Czekałem długo na jej ruch i w końcu go mam.
- Już niedługo będziemy razem skarbie.- mruknąłem do siebie.
Nagle usłyszałem za sobą trzask drzwi i obok mnie pojawiły się bliźniaki.
- Tata.- zawołały, opierając się rękoma o fotel.
Wziąłem księżniczkę na ręce i zacząłem nią z nią kręcić wokół własnej osi, po czym opadłem z nią na kanapę. Dziewczynka śmiała się na moim brzuchu. Zaraz wspiął się na mnie również Felix.
- Cześć Lili.- uśmiechnąłem się do młodej znad małych główek dzieciaków.
- Hej.- odpowiedziała posępnie i przyjrzała mi się nieufnie.
- Kedy wlóći mama?- spytał synek.
- Niedługo, na pewno niedługo.- zapewniłem całując oboje w czoła.
Moja szwagierka miała wypisane niedowierzanie na twarzy. Wskazałem jej list na biurku. Dziewczynka sciągnęła tornister i zaczęła czytać, podczas gdy ja bawiłem się z naszymi skarbami.
- Zamierzasz tam iść?- spytała zdziwiona i wystraszona.

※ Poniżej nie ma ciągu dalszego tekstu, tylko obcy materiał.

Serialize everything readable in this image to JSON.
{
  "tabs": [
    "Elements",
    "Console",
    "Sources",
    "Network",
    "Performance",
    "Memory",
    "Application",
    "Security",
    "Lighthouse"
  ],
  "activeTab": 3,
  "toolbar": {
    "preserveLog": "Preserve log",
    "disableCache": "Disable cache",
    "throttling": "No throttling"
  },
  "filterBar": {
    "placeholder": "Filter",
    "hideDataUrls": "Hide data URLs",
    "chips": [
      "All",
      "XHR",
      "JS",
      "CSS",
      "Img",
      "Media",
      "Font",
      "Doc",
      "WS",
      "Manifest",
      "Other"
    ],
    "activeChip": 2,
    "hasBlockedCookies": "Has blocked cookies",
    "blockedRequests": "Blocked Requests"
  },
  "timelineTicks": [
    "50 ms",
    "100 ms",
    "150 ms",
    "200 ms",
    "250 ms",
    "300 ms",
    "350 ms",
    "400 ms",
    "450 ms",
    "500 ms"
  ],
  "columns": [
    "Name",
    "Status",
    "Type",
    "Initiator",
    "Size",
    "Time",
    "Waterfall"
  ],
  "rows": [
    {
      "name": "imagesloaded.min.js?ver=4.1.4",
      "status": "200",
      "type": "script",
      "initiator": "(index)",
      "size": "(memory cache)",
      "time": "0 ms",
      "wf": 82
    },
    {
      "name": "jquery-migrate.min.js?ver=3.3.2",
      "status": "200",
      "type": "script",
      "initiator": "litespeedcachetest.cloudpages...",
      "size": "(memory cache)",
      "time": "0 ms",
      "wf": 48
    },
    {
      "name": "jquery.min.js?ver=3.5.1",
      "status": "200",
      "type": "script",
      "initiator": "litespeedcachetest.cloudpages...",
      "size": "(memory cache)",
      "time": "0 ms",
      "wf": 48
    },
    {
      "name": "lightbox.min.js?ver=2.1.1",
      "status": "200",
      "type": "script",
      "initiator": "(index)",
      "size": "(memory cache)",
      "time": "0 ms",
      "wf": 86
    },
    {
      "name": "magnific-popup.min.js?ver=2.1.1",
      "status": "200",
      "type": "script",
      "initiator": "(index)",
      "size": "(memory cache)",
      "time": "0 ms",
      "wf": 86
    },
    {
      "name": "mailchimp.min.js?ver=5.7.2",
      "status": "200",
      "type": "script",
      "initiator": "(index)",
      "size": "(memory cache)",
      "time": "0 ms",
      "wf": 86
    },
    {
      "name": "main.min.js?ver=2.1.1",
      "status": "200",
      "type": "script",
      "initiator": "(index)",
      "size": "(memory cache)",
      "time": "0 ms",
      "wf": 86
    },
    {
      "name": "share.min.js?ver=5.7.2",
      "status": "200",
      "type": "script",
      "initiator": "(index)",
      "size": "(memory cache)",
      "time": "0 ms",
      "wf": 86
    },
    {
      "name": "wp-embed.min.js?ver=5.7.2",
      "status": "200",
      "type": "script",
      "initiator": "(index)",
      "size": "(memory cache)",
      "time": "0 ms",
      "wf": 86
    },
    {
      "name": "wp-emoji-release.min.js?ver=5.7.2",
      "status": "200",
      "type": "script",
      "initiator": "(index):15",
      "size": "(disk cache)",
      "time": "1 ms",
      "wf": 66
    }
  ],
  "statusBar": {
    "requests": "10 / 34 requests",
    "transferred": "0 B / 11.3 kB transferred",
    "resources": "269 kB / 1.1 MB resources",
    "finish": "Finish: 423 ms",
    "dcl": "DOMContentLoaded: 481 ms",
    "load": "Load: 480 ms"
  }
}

- Tak.- odpowiedziałem podrzucając brzdące.
- Sam?!- wytrzeszczyła oczy.
- Oczywiście, że nie.- usiadłem sadzając obok bliźniaki.- zaraz po obiedzie pójdę zanieść to Christianowi. Głupi nie jestem.- połaskotałem Felixa w brzuszek, na co się oboje odnośnie zaśmiali.
- Czyli, że jutro Rose będzie w domu?- ucieszyła się.
- Nie wiem, czy od razu będzie gotowa. Pamiętasz jak ci opowiadaliśmy, co było ze mną po odmianie.
- Ale ona nas nie zostawi?- spytała przestraszona.
- Nie odpuszczę do tego. Ale może nas nie być kilka dni.
Po obiedzie Lili miała odrobić lekcje, a później mogła wyjść do znajomych. Ja zabrałem dzieci do Rosalie, Alice i Asha- syna młodych Iwaszkowów, pod opieką Vanessy w pokoju dziecięcym. Sam pokazałem Christianowi list.
- Czas się szykować do starcia.- oznajmił i posłał po resztę.